Canada Becomes the HPC Growth Engine
Meanwhile, the real growth story is happening across the Atlantic. HIVE's BUZZ High Performance Computing subsidiary is dramatically expanding its liquid-cooled AI data center footprint in Canada through a partnership with Bell Canada AI Fabric. Capacity is set to grow from 4 MW in Manitoba to 16.6 MW spanning two provinces.
The expansion adds a new colocation facility in British Columbia — an immediate 5 MW of capacity with an option to scale by another 7.6 MW. That BC facility could support roughly 2,000 next-generation AI-optimized GPUs, complementing an existing ~2,000 GPU buildout at the Manitoba site. Do the math: HIVE is targeting more than 4,000 GPUs in Canada near-term, with a growth path to over 6,000 GPU deployments across its data center partnerships.
The revenue target attached to all this is aggressive. HIVE is aiming for approximately $200 million in contracted annualized run-rate revenue from its HPC business by the end of fiscal year March 31, 2027. For a company whose stock is still down roughly 16.7% year-to-date, that's the number investors will be watching.
What Does This Mean for Bitcoin Miners Pivoting to AI?
HIVE's move fits a pattern we've been seeing for two years now. Publicly traded Bitcoin miners are under pressure from two directions at once: volatile BTC prices that compress margins, and AI infrastructure demand that's rewarding anyone who can deliver reliable GPU compute at scale.
The pitch makes sense on paper — miners already have power contracts, data halls, and cooling systems. Adapting that infrastructure for GPU clusters is expensive but achievable. What HIVE's Sweden situation adds to this story is a third pressure: regulatory hostility in certain jurisdictions actively accelerating the timeline. Sweden didn't push HIVE out directly, but its tax enforcement posture made staying irrational.
HIVE shares climbed about 5.6% on Monday after the news broke. Whether that enthusiasm holds depends entirely on whether the $200 million revenue target materializes — and whether Bell Canada's AI Fabric partnership can deliver the throughput HIVE is betting on.
Frequently Asked Questions
Why is HIVE Digital Technologies stopping Bitcoin mining in Sweden?
HIVE cited enforcement actions and disputed tax assessments by Swedish authorities, including a security deposit requirement tied to contested VAT rules. Despite receiving supportive opinions from multiple law firms and academics, the regulatory environment made continued ASIC-based Bitcoin mining economically unviable at its Boden facility.

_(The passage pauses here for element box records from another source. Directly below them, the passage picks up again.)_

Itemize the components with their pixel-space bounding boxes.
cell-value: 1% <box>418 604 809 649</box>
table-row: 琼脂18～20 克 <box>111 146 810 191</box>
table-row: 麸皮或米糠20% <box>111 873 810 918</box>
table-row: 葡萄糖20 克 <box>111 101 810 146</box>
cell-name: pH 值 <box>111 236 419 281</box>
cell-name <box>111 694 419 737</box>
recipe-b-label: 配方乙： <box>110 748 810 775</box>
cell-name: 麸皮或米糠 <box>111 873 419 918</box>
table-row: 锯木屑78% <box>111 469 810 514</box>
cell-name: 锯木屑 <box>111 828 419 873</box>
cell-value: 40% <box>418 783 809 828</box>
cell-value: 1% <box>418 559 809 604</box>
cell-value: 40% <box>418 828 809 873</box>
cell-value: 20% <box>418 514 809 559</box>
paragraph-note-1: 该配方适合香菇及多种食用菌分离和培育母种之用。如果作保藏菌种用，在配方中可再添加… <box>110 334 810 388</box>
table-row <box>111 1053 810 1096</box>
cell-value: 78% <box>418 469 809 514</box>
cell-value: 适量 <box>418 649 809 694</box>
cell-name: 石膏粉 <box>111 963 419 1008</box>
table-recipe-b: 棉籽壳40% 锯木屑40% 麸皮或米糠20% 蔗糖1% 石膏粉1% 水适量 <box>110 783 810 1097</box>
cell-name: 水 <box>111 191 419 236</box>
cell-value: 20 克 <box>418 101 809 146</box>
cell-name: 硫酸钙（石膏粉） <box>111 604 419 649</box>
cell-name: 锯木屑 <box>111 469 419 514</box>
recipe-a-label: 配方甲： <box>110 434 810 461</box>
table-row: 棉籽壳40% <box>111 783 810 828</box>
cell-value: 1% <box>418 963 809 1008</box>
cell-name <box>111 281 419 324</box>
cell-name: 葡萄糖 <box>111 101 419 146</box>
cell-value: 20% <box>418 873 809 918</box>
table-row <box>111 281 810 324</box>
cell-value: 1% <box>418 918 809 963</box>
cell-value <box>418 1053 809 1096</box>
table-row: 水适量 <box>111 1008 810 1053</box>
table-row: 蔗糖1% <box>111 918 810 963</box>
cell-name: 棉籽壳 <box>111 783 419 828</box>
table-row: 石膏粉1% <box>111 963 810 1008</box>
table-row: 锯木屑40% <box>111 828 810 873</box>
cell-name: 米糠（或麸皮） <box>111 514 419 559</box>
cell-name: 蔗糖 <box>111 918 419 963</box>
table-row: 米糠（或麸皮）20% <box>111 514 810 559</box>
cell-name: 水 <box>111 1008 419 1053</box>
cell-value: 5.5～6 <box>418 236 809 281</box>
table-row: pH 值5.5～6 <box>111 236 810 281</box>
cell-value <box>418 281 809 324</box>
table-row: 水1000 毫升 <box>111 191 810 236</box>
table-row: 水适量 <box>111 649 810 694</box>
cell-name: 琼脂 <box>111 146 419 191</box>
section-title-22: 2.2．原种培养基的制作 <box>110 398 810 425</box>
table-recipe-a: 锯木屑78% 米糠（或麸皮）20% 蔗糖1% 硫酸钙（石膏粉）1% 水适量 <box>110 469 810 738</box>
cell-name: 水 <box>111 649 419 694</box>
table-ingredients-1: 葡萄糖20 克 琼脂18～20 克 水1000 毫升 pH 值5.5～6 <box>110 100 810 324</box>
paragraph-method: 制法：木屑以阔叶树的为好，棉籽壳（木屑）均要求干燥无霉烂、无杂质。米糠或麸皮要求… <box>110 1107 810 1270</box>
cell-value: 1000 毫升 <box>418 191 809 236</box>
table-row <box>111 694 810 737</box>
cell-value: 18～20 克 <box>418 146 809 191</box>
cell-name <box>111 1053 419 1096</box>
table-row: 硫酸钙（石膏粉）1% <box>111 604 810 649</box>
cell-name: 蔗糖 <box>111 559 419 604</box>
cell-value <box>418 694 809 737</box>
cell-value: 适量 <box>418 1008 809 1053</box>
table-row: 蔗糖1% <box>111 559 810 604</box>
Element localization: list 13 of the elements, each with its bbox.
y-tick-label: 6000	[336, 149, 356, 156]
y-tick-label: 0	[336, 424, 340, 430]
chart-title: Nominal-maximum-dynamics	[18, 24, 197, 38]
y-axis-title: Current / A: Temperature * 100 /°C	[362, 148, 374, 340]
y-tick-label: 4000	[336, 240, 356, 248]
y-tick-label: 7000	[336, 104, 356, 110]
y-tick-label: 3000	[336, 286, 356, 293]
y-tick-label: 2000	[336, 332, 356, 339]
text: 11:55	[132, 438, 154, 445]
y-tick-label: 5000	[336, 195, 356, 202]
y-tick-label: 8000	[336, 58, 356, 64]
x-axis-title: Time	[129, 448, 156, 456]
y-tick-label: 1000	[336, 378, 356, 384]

What is HIVE's BUZZ HPC subsidiary doing in Canada?
HIVE's BUZZ High Performance Computing subsidiary is expanding its liquid-cooled AI data center capacity from 4 MW in Manitoba to 16.6 MW across two Canadian provinces through a partnership with Bell Canada AI Fabric, with a new colocation site in British Columbia supporting up to 2,000 AI-optimized GPUs.
What revenue target has HIVE set for its AI business?
HIVE is targeting approximately $200 million in contracted annualized run-rate revenue from its high-performance computing business by the end of its fiscal year on March 31, 2027, driven by Canadian GPU deployments and enterprise AI infrastructure partnerships.
What GPU hardware is HIVE deploying for AI workloads?
HIVE's Boden facility in Sweden is being upgraded to support NVIDIA GB300 GPU architecture clusters for AI training and inference. In Canada, HIVE plans to deploy over 4,000 next-generation AI-optimized GPUs across Manitoba and British Columbia data centers, with a growth path to 6,000-plus GPUs.